Why You Should Be Screening Your Remote Employees’ Social Media

According to Global Workplace Analytics, at least 40% of the workforce works remotely with some frequency. That number has only skyrocketed as companies shift to remote work amidst the COVID-19 crisis. As a result, people managers are having to learn how to manage a remote workforce, which involves asking dozens of employees to interact across online platforms that all too often mimic the functions of social media. This leads us to ask: if the majority of a company's workforce is operating online, shouldn't their online behavior be, well, screened too?

Remote worker’s primary communication is online platforms

Chances are, if a significant portion of your team is remote, you’ve probably invested in a chat tool such as Slack, Flock, or Microsoft Teams to replace your sense of office community. The great thing about these tools is that they function like a virtual office and support quick, efficient communication across the board. Gone are the days of having your inbox inundated by endless reply-all threads!

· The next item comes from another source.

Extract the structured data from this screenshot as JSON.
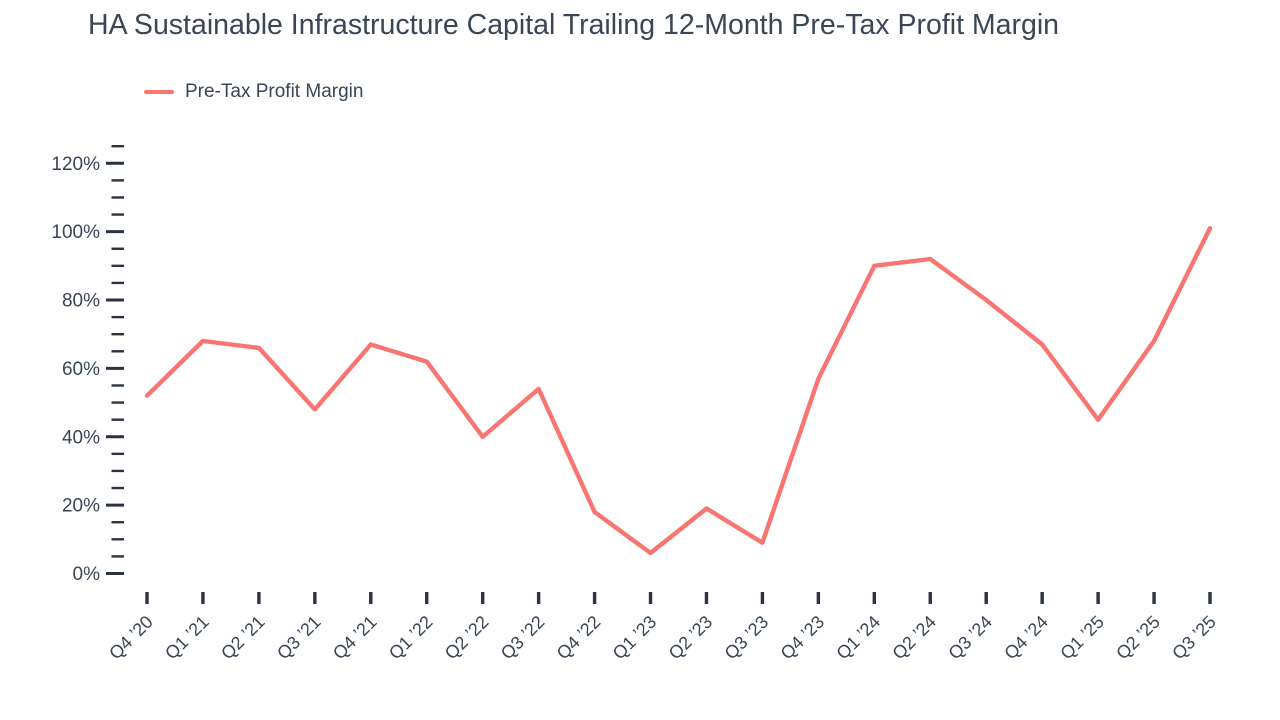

The caveat is that these tools are very similar to social media--which in turn encourages more informal communication and relaxed personal/professional barriers. That doesn’t innately mean that these tools are bad--in fact they can help foster strong interpersonal connections between those that have access to the office and those that don’t. However, their Twitter-like chat style can invite toxic communication emboldened by the oftentimes depersonalized nature of working online. It follows then, that the most important thing you could do to get a clearer picture of your remote candidate is to screen their social media for signs of intolerance and bullying. In fact...

Cyberbullying in the workplace is on the rise

According to a recent SHRM article, The American Psychological Society estimates that US businesses lose about $300 billion a year to workplace cyberbullying-related incidents. Statistics from a 2014 survey indicate that nearly 30% of employees have experienced some form of bullying--most of which still comes from higher-ups throwing their weight around. Cyberbullying, while we mostly think of it as something that happens in secondary school, is just as much a part of toxic workplace culture as any other form of harassment and likely contributes to the statistic that one in four employees dread going to work.

The truth is, companies don’t need a physical workplace for bullying to become a rampant problem--the tools already exist, whether on work platforms or off-duty on social media sites. While working from home may generally reduce an employees’ stress levels, your remote employees are just as susceptible and just as capable of harassing each other from the comfort of their own homes, creating an even more difficult situation for your HR department to manage.

The good news is that social media screening can help foresee some of this toxic behavior and, like we mentioned earlier, give your hiring manager a clearer picture of your candidate by flagging potentially verbally abusive or threatening behavior. Whether it’s continuing to perform periodic screenings to better inform your understanding of employee health or an initial background screening for new employees in the door, social media screening is an essential tool for assessing brand risk as well as culture fit. As companies move more and more of their operations out of the office and into the cloud, social media screening is fast-becoming a necessary tool for benchmarking (and preventing) toxic behavior in the workplace.

You should be standardizing your screening process anyway

It goes without saying that your in-office employees are still using the same tools and are just as susceptible to toxic behavior. The case still stands that screening is necessary for remote employees due to their high dependency on online communication, but the truth is that every employee, in-office or remote, is capable of toxic behavior, and social media screening remains an excellent tool to gauge how that might crop up at work. Whether they hang around the water cooler or your spam your #random channel, all of your employees deserve a standardized treatment, which is why one of our recommended best practices is to perform uniform baseline screening procedures on everyone that enters your workforce.